DNS Resolution Issues: Your instances, or the load balancer trying to reach them, cannot resolve hostnames correctly. This is less common for direct IP-based health checks but can happen if CNAMEs are involved or if internal DNS is used.
- Diagnosis: On an instance, try dig or nslookup for external services it depends on. For the load balancer, check if it’s using IP addresses or hostnames for its targets.
- Fix: Ensure your VPC’s DNS settings are correct and that instances can reach your DNS resolver (e.g., VPC Resolver at 10.0.0.2). If using hostnames, verify the DNS records are accurate and propagated.

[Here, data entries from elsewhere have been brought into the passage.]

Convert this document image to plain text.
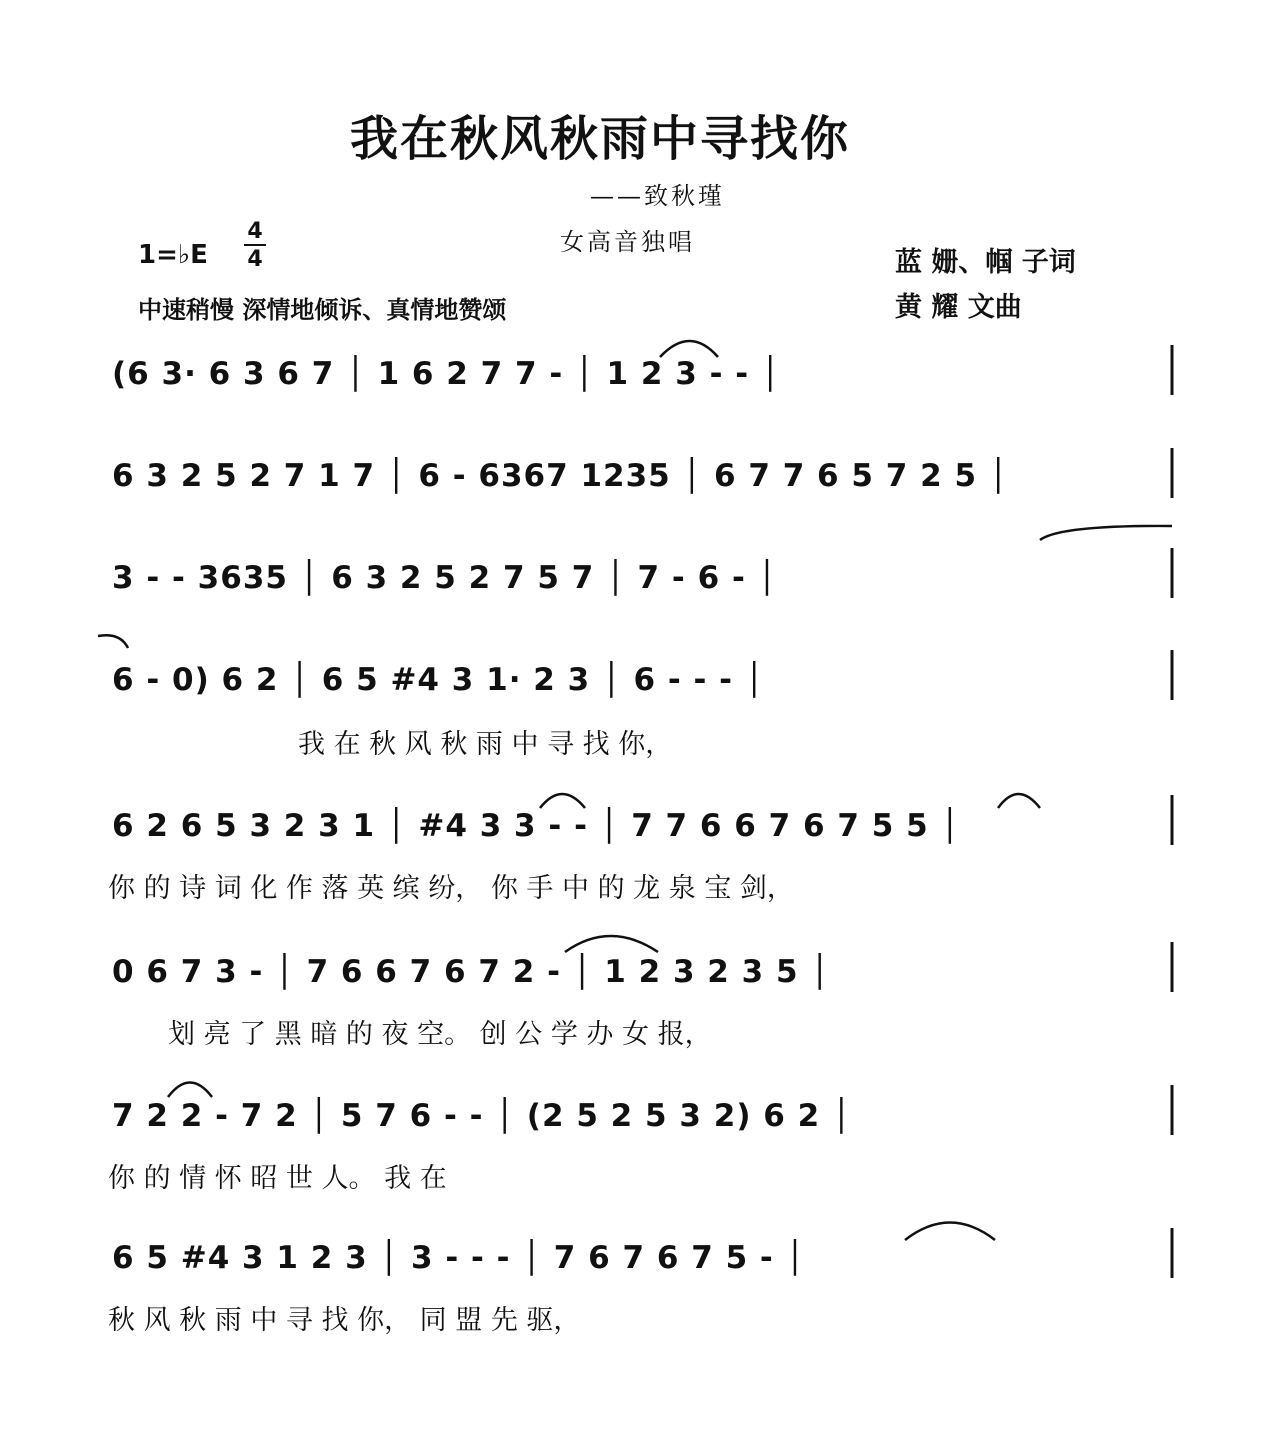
我在秋风秋雨中寻找你
——致秋瑾
女高音独唱
1=♭E
4
4	蓝 姗、帼 子词
黄 耀 文曲
中速稍慢 深情地倾诉、真情地赞颂
(6 3· 6 3 6 7 │ 1 6 2 7 7 - │ 1 2 3 - - │
6 3 2 5 2 7 1 7 │ 6 - 6367 1235 │ 6 7 7 6 5 7 2 5 │
3 - - 3635 │ 6 3 2 5 2 7 5 7 │ 7 - 6 - │
6 - 0) 6 2 │ 6 5 #4 3 1· 2 3 │ 6 - - - │
我 在 秋 风 秋 雨 中 寻 找 你，
6 2 6 5 3 2 3 1 │ #4 3 3 - - │ 7 7 6 6 7 6 7 5 5 │
你 的 诗 词 化 作 落 英 缤 纷， 你 手 中 的 龙 泉 宝 剑，
0 6 7 3 - │ 7 6 6 7 6 7 2 - │ 1 2 3 2 3 5 │
划 亮 了 黑 暗 的 夜 空。 创 公 学 办 女 报，
7 2 2 - 7 2 │ 5 7 6 - - │ (2 5 2 5 3 2) 6 2 │
你 的 情 怀 昭 世 人。 我 在
6 5 #4 3 1 2 3 │ 3 - - - │ 7 6 7 6 7 5 - │
秋 风 秋 雨 中 寻 找 你， 同 盟 先 驱，
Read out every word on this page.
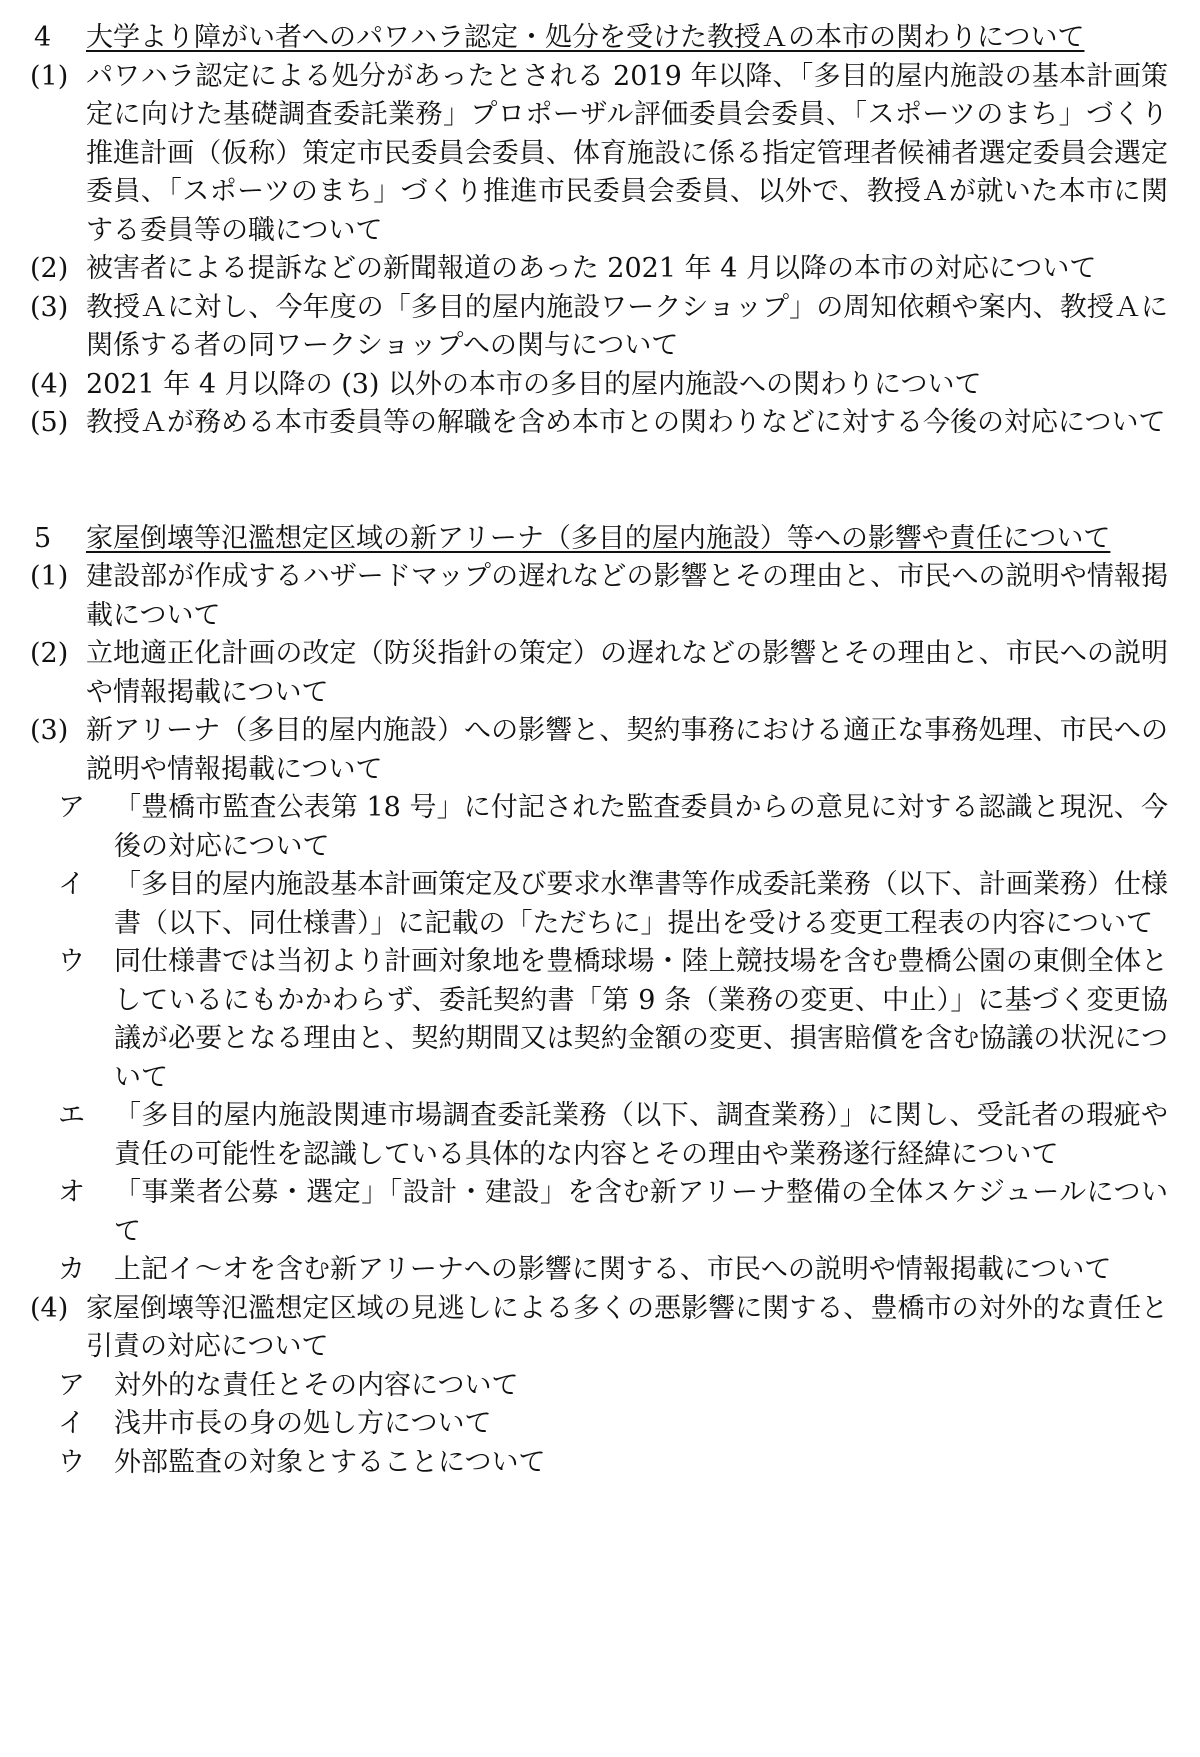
4	大学より障がい者へのパワハラ認定・処分を受けた教授Ａの本市の関わりについて
(1) パワハラ認定による処分があったとされる 2019 年以降、「多目的屋内施設の基本計画策定に向けた基礎調査委託業務」プロポーザル評価委員会委員、「スポーツのまち」づくり推進計画（仮称）策定市民委員会委員、体育施設に係る指定管理者候補者選定委員会選定委員、「スポーツのまち」づくり推進市民委員会委員、以外で、教授Ａが就いた本市に関する委員等の職について
(2) 被害者による提訴などの新聞報道のあった 2021 年 4 月以降の本市の対応について
(3) 教授Ａに対し、今年度の「多目的屋内施設ワークショップ」の周知依頼や案内、教授Ａに関係する者の同ワークショップへの関与について
(4) 2021 年 4 月以降の (3) 以外の本市の多目的屋内施設への関わりについて
(5) 教授Ａが務める本市委員等の解職を含め本市との関わりなどに対する今後の対応について
5	家屋倒壊等氾濫想定区域の新アリーナ（多目的屋内施設）等への影響や責任について
(1) 建設部が作成するハザードマップの遅れなどの影響とその理由と、市民への説明や情報掲載について
(2) 立地適正化計画の改定（防災指針の策定）の遅れなどの影響とその理由と、市民への説明や情報掲載について
(3) 新アリーナ（多目的屋内施設）への影響と、契約事務における適正な事務処理、市民への説明や情報掲載について
ア 「豊橋市監査公表第 18 号」に付記された監査委員からの意見に対する認識と現況、今後の対応について
イ 「多目的屋内施設基本計画策定及び要求水準書等作成委託業務（以下、計画業務）仕様書（以下、同仕様書）」に記載の「ただちに」提出を受ける変更工程表の内容について
ウ 同仕様書では当初より計画対象地を豊橋球場・陸上競技場を含む豊橋公園の東側全体としているにもかかわらず、委託契約書「第 9 条（業務の変更、中止）」に基づく変更協議が必要となる理由と、契約期間又は契約金額の変更、損害賠償を含む協議の状況について
エ 「多目的屋内施設関連市場調査委託業務（以下、調査業務）」に関し、受託者の瑕疵や責任の可能性を認識している具体的な内容とその理由や業務遂行経緯について
オ 「事業者公募・選定」「設計・建設」を含む新アリーナ整備の全体スケジュールについて
カ 上記イ～オを含む新アリーナへの影響に関する、市民への説明や情報掲載について
(4) 家屋倒壊等氾濫想定区域の見逃しによる多くの悪影響に関する、豊橋市の対外的な責任と引責の対応について
ア 対外的な責任とその内容について
イ 浅井市長の身の処し方について
ウ 外部監査の対象とすることについて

- Why it works: If an instance cannot resolve the hostname of a database it needs to connect to, its application will fail to start or function, leading to unhealthiness. If the load balancer cannot resolve the IP of its target instances (less common for standard setups), it also can’t reach them.
Instance Health Check Timeout: The health check response from the instance is taking too long, exceeding the load balancer’s configured timeout.
- Diagnosis: As mentioned in #2, check the Timeout setting for the health check in the target group configuration. If it’s set to 2 seconds, and your application’s /health endpoint consistently takes 3 seconds to respond, this will cause failures.
- Fix: Optimize the application’s health check endpoint to respond faster. This might involve reducing the number of checks it performs, caching certain data, or ensuring its dependencies are responsive. Alternatively, increase the health check Timeout in the target group configuration to a value greater than your endpoint’s typical response time (e.g., 5 seconds).
- Why it works: The load balancer has a limited time to receive a valid health check response. If the application is slow to respond, it misses this window, and the load balancer assumes the instance is unavailable.

After fixing these issues, the next error you’ll likely encounter is a 502 Bad Gateway if your backend services are not correctly handling upstream errors or if there’s a communication problem between services after the load balancer has successfully routed the request.